Normally a 0.3 percentage point drop in the rate would kill expectations for higher interest rates. But government bonds are living in a dream world. Though the Bank of England seems determined to look through the slowdown in consumer prices, gilts haven't got the message -- they're incredibly expensive.
The central bank wants to get itself on a rate hiking cycle in earnest. And that could be as soon as May 10, depending on how hawkish the minutes are from Thursday's monetary policy meeting. A host of market measures are pointing to that date, and chief among these are June 2018 short-sterling interest rate futures, which have priced in an 80 percent expectation for the bank's key rate to rise 25 basis points to 0.75 percent.
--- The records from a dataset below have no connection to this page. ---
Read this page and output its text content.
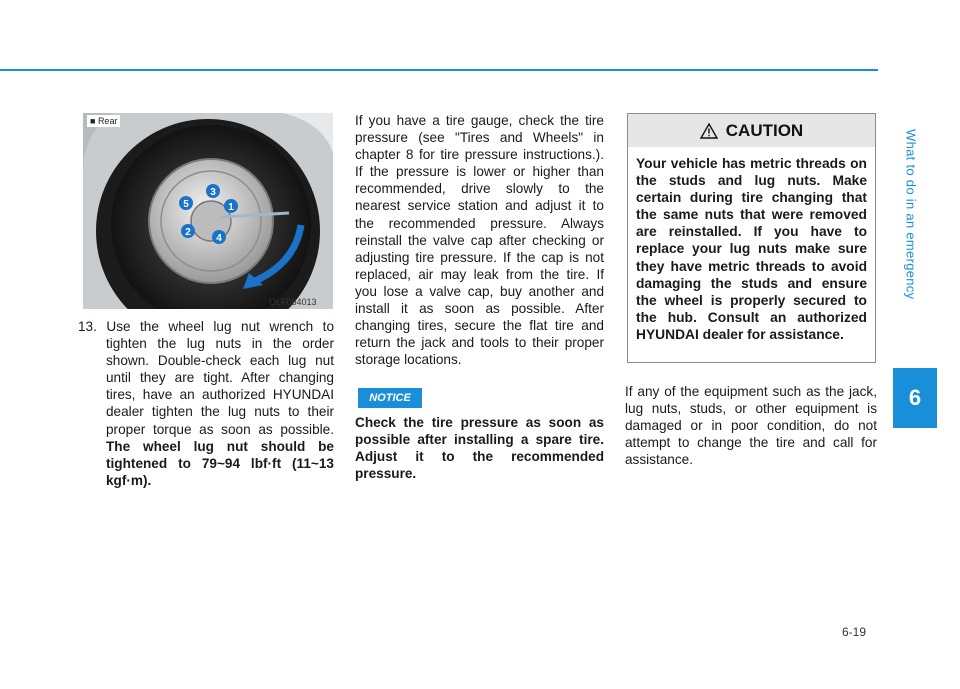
What to do in an emergency
6
■ Rear
1
2
3
4
5
OLF064013

13. Use the wheel lug nut wrench to tighten the lug nuts in the order shown. Double-check each lug nut until they are tight. After changing tires, have an authorized HYUNDAI dealer tighten the lug nuts to their proper torque as soon as possible. The wheel lug nut should be tightened to 79~94 lbf·ft (11~13 kgf·m).

If you have a tire gauge, check the tire pressure (see "Tires and Wheels" in chapter 8 for tire pressure instructions.). If the pressure is lower or higher than recommended, drive slowly to the nearest service station and adjust it to the recommended pressure. Always reinstall the valve cap after checking or adjusting tire pressure. If the cap is not replaced, air may leak from the tire. If you lose a valve cap, buy another and install it as soon as possible. After changing tires, secure the flat tire and return the jack and tools to their proper storage locations.

NOTICE
Check the tire pressure as soon as possible after installing a spare tire. Adjust it to the recommended pressure.
CAUTION
Your vehicle has metric threads on the studs and lug nuts. Make certain during tire changing that the same nuts that were removed are reinstalled. If you have to replace your lug nuts make sure they have metric threads to avoid damaging the studs and ensure the wheel is properly secured to the hub. Consult an authorized HYUNDAI dealer for assistance.

If any of the equipment such as the jack, lug nuts, studs, or other equipment is damaged or in poor condition, do not attempt to change the tire and call for assistance.

6-19
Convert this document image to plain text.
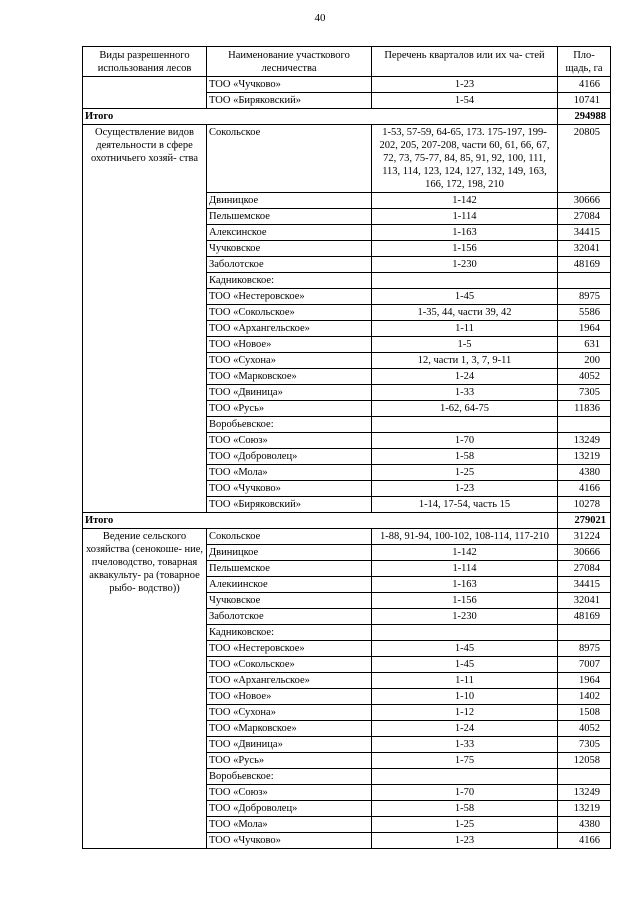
40
Виды разрешенного использования лесов	Наименование участкового лесничества	Перечень кварталов или их ча- стей	Пло- щадь, га
	ТОО «Чучково»	1-23	4166
	ТОО «Биряковский»	1-54	10741
Итого			294988
Осуществление видов деятельности в сфере охотничьего хозяй- ства	Сокольское	1-53, 57-59, 64-65, 173. 175-197, 199-202, 205, 207-208, части 60, 61, 66, 67, 72, 73, 75-77, 84, 85, 91, 92, 100, 111, 113, 114, 123, 124, 127, 132, 149, 163, 166, 172, 198, 210	20805
	Двиницкое	1-142	30666
	Пельшемское	1-114	27084
	Алексинское	1-163	34415
	Чучковское	1-156	32041
	Заболотское	1-230	48169
	Кадниковское:		
	ТОО «Нестеровское»	1-45	8975
	ТОО «Сокольское»	1-35, 44, части 39, 42	5586
	ТОО «Архангельское»	1-11	1964
	ТОО «Новое»	1-5	631
	ТОО «Сухона»	12, части 1, 3, 7, 9-11	200
	ТОО «Марковское»	1-24	4052
	ТОО «Двиница»	1-33	7305
	ТОО «Русь»	1-62, 64-75	11836
	Воробьевское:		
	ТОО «Союз»	1-70	13249
	ТОО «Доброволец»	1-58	13219
	ТОО «Мола»	1-25	4380
	ТОО «Чучково»	1-23	4166
	ТОО «Биряковский»	1-14, 17-54, часть 15	10278
Итого			279021
Ведение сельского хозяйства (сенокоше- ние, пчеловодство, товарная аквакульту- ра (товарное рыбо- водство))	Сокольское	1-88, 91-94, 100-102, 108-114, 117-210	31224
	Двиницкое	1-142	30666
	Пельшемское	1-114	27084
	Алекиинское	1-163	34415
	Чучковское	1-156	32041
	Заболотское	1-230	48169
	Кадниковское:		
	ТОО «Нестеровское»	1-45	8975
	ТОО «Сокольское»	1-45	7007
	ТОО «Архангельское»	1-11	1964
	ТОО «Новое»	1-10	1402
	ТОО «Сухона»	1-12	1508
	ТОО «Марковское»	1-24	4052
	ТОО «Двиница»	1-33	7305
	ТОО «Русь»	1-75	12058
	Воробьевское:		
	ТОО «Союз»	1-70	13249
	ТОО «Доброволец»	1-58	13219
	ТОО «Мола»	1-25	4380
	ТОО «Чучково»	1-23	4166
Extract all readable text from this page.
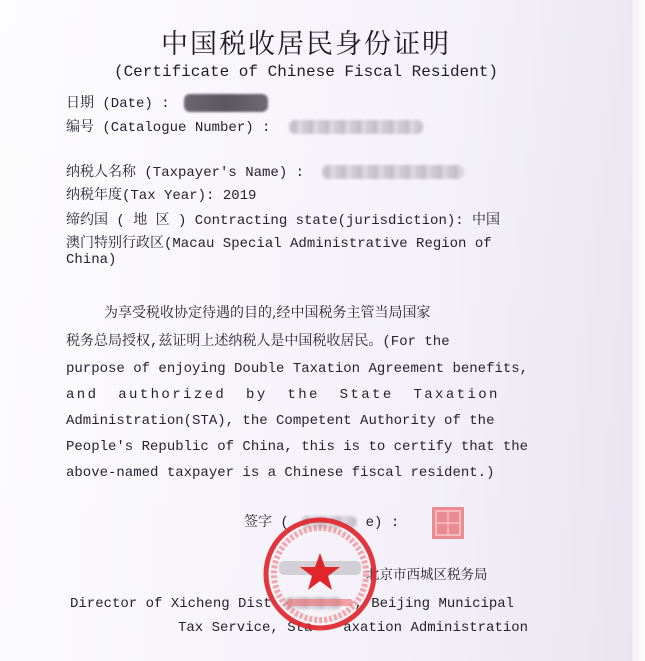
中国税收居民身份证明
(Certificate of Chinese Fiscal Resident)
日期 (Date) :
编号 (Catalogue Number) :
纳税人名称 (Taxpayer's Name) :
纳税年度(Tax Year): 2019
缔约国 ( 地 区 ) Contracting state(jurisdiction): 中国
澳门特别行政区(Macau Special Administrative Region of
China)
为享受税收协定待遇的目的,经中国税务主管当局国家
税务总局授权,兹证明上述纳税人是中国税收居民。(For the
purpose of enjoying Double Taxation Agreement benefits,
and authorized by the State Taxation
Administration(STA), the Competent Authority of the
People's Republic of China, this is to certify that the
above-named taxpayer is a Chinese fiscal resident.)
签字 (	e) :
北京市西城区税务局
Director of Xicheng Dist	, Beijing Municipal
Tax Service, Sta axation Administration
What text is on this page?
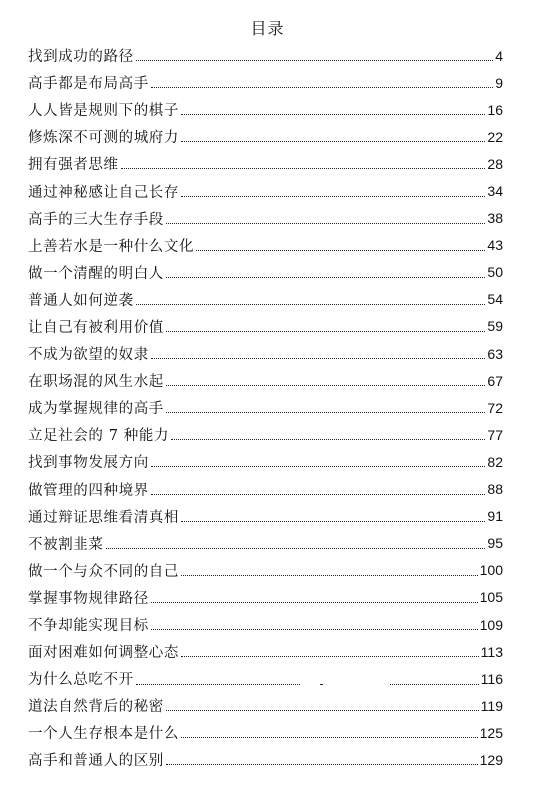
目录
找到成功的路径	4
高手都是布局高手	9
人人皆是规则下的棋子	16
修炼深不可测的城府力	22
拥有强者思维	28
通过神秘感让自己长存	34
高手的三大生存手段	38
上善若水是一种什么文化	43
做一个清醒的明白人	50
普通人如何逆袭	54
让自己有被利用价值	59
不成为欲望的奴隶	63
在职场混的风生水起	67
成为掌握规律的高手	72
立足社会的 7 种能力	77
找到事物发展方向	82
做管理的四种境界	88
通过辩证思维看清真相	91
不被割韭菜	95
做一个与众不同的自己	100
掌握事物规律路径	105
不争却能实现目标	109
面对困难如何调整心态	113
为什么总吃不开	116
道法自然背后的秘密	119
一个人生存根本是什么	125
高手和普通人的区别	129
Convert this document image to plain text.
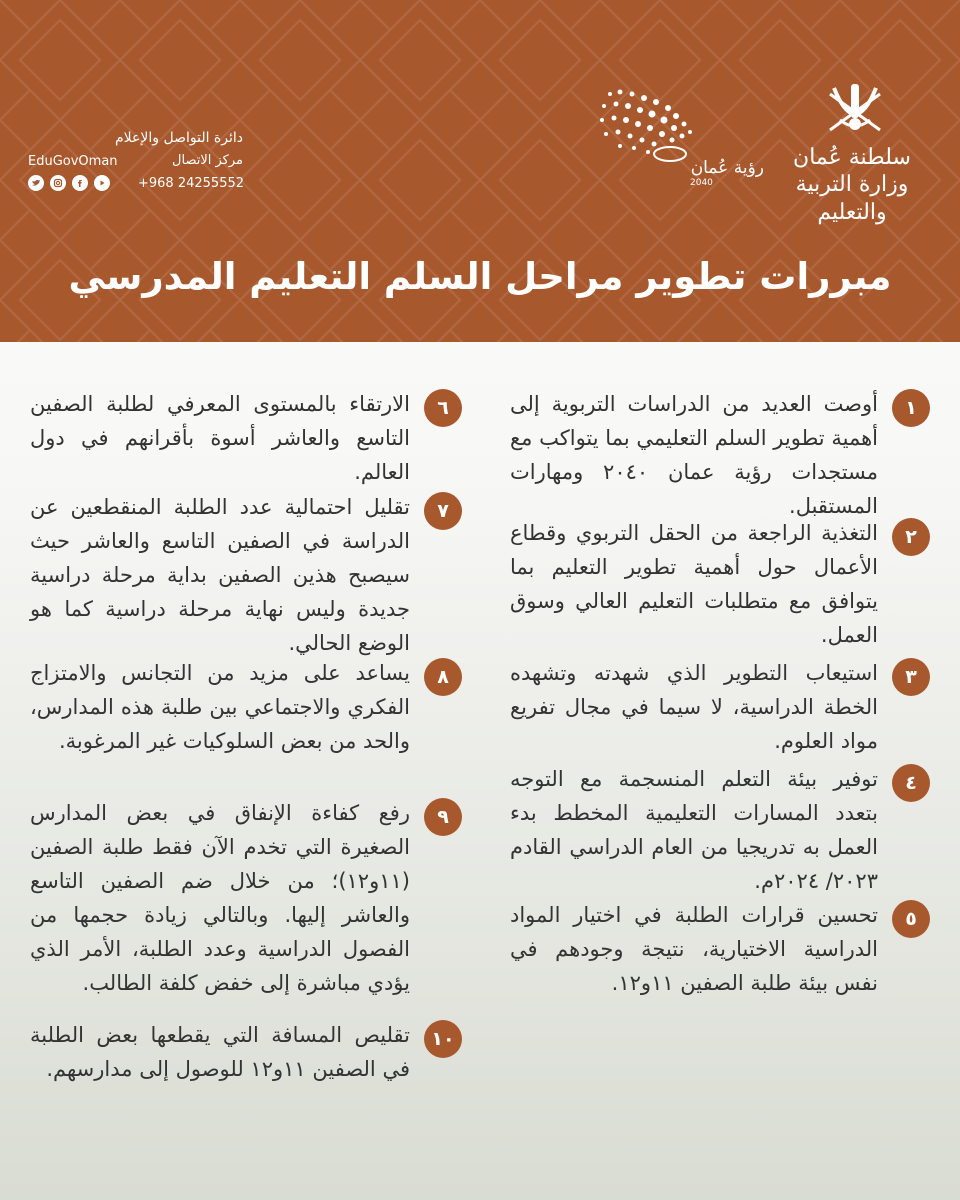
سلطنة عُمان
وزارة التربية والتعليم
رؤية عُمان
2040
دائرة التواصل والإعلام
مركز الاتصال
EduGovOman
+968 24255552
مبررات تطوير مراحل السلم التعليم المدرسي
١
أوصت العديد من الدراسات التربوية إلى أهمية تطوير السلم التعليمي بما يتواكب مع مستجدات رؤية عمان ٢٠٤٠ ومهارات المستقبل.
٢
التغذية الراجعة من الحقل التربوي وقطاع الأعمال حول أهمية تطوير التعليم بما يتوافق مع متطلبات التعليم العالي وسوق العمل.
٣
استيعاب التطوير الذي شهدته وتشهده الخطة الدراسية، لا سيما في مجال تفريع مواد العلوم.
٤
توفير بيئة التعلم المنسجمة مع التوجه بتعدد المسارات التعليمية المخطط بدء العمل به تدريجيا من العام الدراسي القادم ٢٠٢٣/ ٢٠٢٤م.
٥
تحسين قرارات الطلبة في اختيار المواد الدراسية الاختيارية، نتيجة وجودهم في نفس بيئة طلبة الصفين ١١و١٢.
٦
الارتقاء بالمستوى المعرفي لطلبة الصفين التاسع والعاشر أسوة بأقرانهم في دول العالم.
٧
تقليل احتمالية عدد الطلبة المنقطعين عن الدراسة في الصفين التاسع والعاشر حيث سيصبح هذين الصفين بداية مرحلة دراسية جديدة وليس نهاية مرحلة دراسية كما هو الوضع الحالي.
٨
يساعد على مزيد من التجانس والامتزاج الفكري والاجتماعي بين طلبة هذه المدارس، والحد من بعض السلوكيات غير المرغوبة.
٩
رفع كفاءة الإنفاق في بعض المدارس الصغيرة التي تخدم الآن فقط طلبة الصفين (١١و١٢)؛ من خلال ضم الصفين التاسع والعاشر إليها. وبالتالي زيادة حجمها من الفصول الدراسية وعدد الطلبة، الأمر الذي يؤدي مباشرة إلى خفض كلفة الطالب.
١٠
تقليص المسافة التي يقطعها بعض الطلبة في الصفين ١١و١٢ للوصول إلى مدارسهم.
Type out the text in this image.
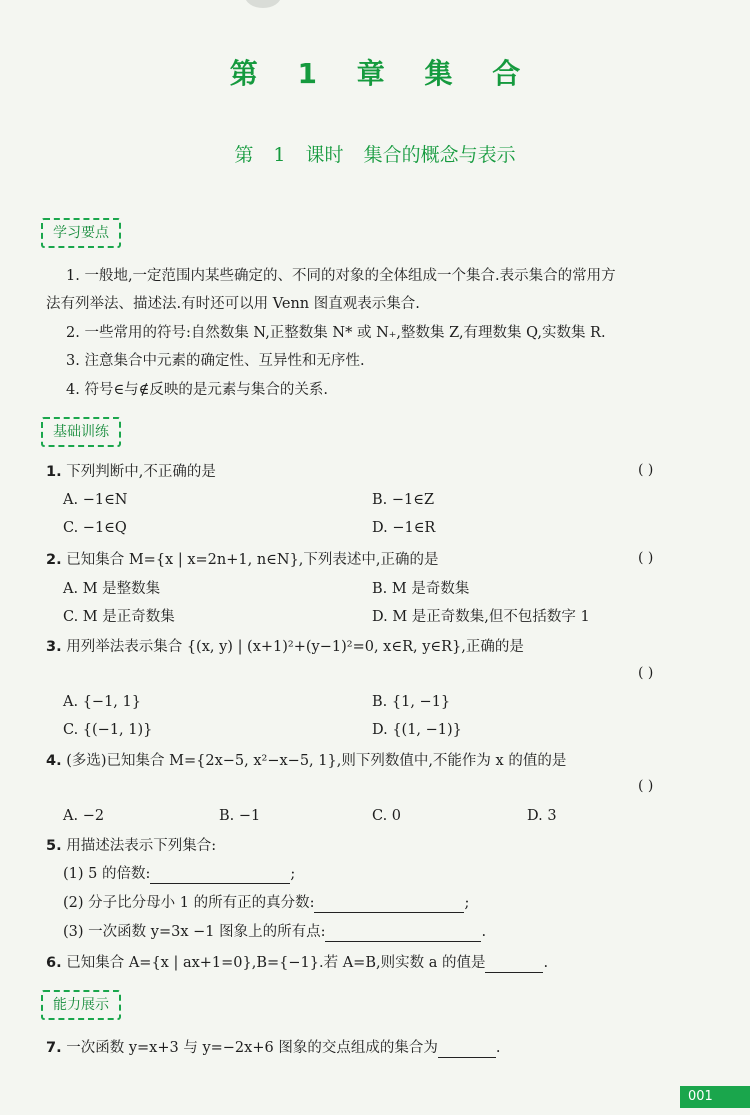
第 1 章 集 合
第 1 课时 集合的概念与表示
学习要点
1. 一般地,一定范围内某些确定的、不同的对象的全体组成一个集合.表示集合的常用方
法有列举法、描述法.有时还可以用 Venn 图直观表示集合.
2. 一些常用的符号:自然数集 N,正整数集 N* 或 N₊,整数集 Z,有理数集 Q,实数集 R.
3. 注意集合中元素的确定性、互异性和无序性.
4. 符号∈与∉反映的是元素与集合的关系.
基础训练
1. 下列判断中,不正确的是	( )
A. −1∈N	B. −1∈Z
C. −1∈Q	D. −1∈R
2. 已知集合 M={x | x=2n+1, n∈N},下列表述中,正确的是	( )
A. M 是整数集	B. M 是奇数集
C. M 是正奇数集	D. M 是正奇数集,但不包括数字 1
3. 用列举法表示集合 {(x, y) | (x+1)²+(y−1)²=0, x∈R, y∈R},正确的是
( )
A. {−1, 1}	B. {1, −1}
C. {(−1, 1)}	D. {(1, −1)}
4. (多选)已知集合 M={2x−5, x²−x−5, 1},则下列数值中,不能作为 x 的值的是
( )
A. −2	B. −1	C. 0	D. 3
5. 用描述法表示下列集合:
(1) 5 的倍数:	;
(2) 分子比分母小 1 的所有正的真分数:	;
(3) 一次函数 y=3x −1 图象上的所有点:	.
6. 已知集合 A={x | ax+1=0},B={−1}.若 A=B,则实数 a 的值是	.
能力展示
7. 一次函数 y=x+3 与 y=−2x+6 图象的交点组成的集合为	.
001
Officials are really concerned about projections for inflation to hold above their 2 percent target, and for wage growth to accelerate -- and this makes Wednesday's labor market data even more important to watch than usual. Policy makers will look through the fact that the inflationary effects of weaker sterling after the Brexit referendum are dropping out of calculations.
So it's all going swimmingly for Mark Carney. Monday's news of a breakthrough Brexit transition deal looks as smooth as the governor himself. This creates a green light for the Monetary Policy Committee to push ahead with a drive to withdraw stimulus regardless of the potential turmoil surrounding Britain's withdrawal from the European Union.
But as the risks diminish that Brexit will be a tough ride for Britain, so does the safety appeal of government bonds.
Gilts are the most expensive major bond market in the world on an inflation-adjusted basis. Even with Tuesday's report that inflation dipped to 2.7 percent in February, that still leaves the real return for 10-year yields at minus 1.3 percent. The gap between 10-year U.S Treasuries and gilts has now widened to record 140 basis points. This might be partially justified if the Fed were the only central bank raising rates. But given that the BOE is doing all it can to gatecrash this party, U.K. fixed income markets need a reality check.
To be fair, the government's fiscal position has improved. Chancellor of the Exchequer Philip Hammond last week pared issuance plans for the next financial year, and that relative scarcity of issuance will lend some support to the market. But really it may be a case of keeping yields from screaming higher.
There's also a massive buyer keeping a lid on yields -- the BOE is part-way through replenishing its QE stocks of gilts. But by mid-April it will have finished buying back 18.3 billion pounds across the yield curve. Once that behemoth leaves the room then rate hike reality will soon dawn on gilts -- but better to face the facts sooner rather than later. Or even, now.